Sur une esplanade aménagée pour l’occasion, une grande messe est célébrée, à la suite de quoi le roi Louis XVI jure de maintenir « la Constitution décidée par l’Assemblée nationale ». Les 400 000 Parisiens présents ce jour-là acclament leur souverain : la monarchie n’est donc pas remise en cause. L’aspiration à l’union nationale triomphe et la cérémonie se transforme en grande fête populaire. En réalité, la réconciliation nationale sera de courte durée : deux ans plus tard, le roi est arrêté à Varenne alors qu’il cherchait à rejoindre les royalistes en exil, et condamné à mort.




1880 : le 14 juillet devient fête nationale


Pendant près d’un siècle, la commémoration du 14 juillet est abandonnée. Elle réapparaît en 1880, sous la IIIe République. Le régime, pour se consolider, cherche à construire un nouvel imaginaire national, autour de symboles républicains. C’est ainsi que la Marseillaise devient hymne officiel, et le 14 juillet fête nationale. Mais la proposition qui émane du député de la Seine Benjamin Raspail n’est pas accueillie unanimement par l’Assemblée, certains députés mettant en cause la violence du 14 juillet 1789. Et c’est finalement autour du 14 juillet 1790 que se fait le consensus.

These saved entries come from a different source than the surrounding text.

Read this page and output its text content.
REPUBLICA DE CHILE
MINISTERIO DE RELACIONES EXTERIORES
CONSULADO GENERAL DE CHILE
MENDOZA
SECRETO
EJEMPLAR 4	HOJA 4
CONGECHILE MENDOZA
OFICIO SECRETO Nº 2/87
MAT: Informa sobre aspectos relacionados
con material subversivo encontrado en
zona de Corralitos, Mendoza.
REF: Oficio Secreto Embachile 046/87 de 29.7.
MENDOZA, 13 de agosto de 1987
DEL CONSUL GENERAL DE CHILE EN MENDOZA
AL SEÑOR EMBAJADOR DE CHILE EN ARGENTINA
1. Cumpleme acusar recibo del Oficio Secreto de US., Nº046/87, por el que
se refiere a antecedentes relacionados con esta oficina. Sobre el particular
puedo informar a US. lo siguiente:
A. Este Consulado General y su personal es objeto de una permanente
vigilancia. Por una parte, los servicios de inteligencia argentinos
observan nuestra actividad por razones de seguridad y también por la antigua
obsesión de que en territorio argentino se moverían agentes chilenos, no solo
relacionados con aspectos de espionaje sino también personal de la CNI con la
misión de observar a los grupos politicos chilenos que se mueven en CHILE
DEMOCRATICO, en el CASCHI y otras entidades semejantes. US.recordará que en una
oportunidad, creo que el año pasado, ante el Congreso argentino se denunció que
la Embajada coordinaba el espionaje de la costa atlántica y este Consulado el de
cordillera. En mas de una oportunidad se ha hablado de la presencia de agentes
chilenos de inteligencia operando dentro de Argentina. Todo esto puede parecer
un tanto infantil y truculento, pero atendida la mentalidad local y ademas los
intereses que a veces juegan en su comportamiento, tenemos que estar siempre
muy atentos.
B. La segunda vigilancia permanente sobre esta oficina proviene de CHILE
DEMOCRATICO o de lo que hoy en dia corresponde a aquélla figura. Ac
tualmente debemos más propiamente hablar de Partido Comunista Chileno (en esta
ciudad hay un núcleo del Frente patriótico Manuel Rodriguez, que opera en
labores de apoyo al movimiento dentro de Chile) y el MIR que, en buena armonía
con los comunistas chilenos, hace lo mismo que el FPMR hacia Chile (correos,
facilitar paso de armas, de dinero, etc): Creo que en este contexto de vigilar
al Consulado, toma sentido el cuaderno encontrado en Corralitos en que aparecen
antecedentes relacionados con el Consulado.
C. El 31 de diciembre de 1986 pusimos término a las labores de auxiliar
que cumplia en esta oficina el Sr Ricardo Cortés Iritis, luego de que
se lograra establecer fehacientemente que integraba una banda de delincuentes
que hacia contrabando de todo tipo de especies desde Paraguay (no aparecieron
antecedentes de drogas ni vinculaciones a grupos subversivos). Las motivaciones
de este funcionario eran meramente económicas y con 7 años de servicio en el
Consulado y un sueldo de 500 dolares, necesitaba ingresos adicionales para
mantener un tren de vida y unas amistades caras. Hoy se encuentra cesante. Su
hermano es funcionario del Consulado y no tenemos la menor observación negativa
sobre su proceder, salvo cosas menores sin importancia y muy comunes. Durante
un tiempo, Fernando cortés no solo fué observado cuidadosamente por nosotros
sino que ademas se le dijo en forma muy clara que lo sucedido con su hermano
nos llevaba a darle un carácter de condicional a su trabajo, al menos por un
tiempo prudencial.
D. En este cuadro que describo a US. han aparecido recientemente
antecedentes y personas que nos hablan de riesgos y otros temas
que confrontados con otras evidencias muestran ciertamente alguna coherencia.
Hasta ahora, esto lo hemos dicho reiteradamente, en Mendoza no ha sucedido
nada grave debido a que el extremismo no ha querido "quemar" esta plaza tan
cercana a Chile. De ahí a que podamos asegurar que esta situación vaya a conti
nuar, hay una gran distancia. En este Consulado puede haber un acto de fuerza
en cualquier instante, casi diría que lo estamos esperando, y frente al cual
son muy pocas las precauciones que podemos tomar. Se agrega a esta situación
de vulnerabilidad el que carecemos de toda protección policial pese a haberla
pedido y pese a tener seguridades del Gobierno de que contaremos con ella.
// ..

La commémoration du 14 juillet 1790, fut retenue car était symbolique d’une union nationale qui selon les débat du Sénat « n’a coûté ni une goutte de sang ni une larme » : « cette journée de la Grande Fédération, nous espérons qu’aucun de vous ne refusera de se joindre à nous pour la renouveler et la  perpétuer, comme le symbole de l’union fraternelle de toutes les parties de la France et de tous les citoyens français dans la liberté et l’égalité. Le 14 juillet 1790 est le plus beau jour de l’histoire de France, et peut-être de toute l’histoire. C’est en ce jour qu’a été enfin accomplie l’unité nationale, préparée par les efforts de tant de générations et de tant de grands hommes, auxquels la postérité garde un souvenir reconnaissant ».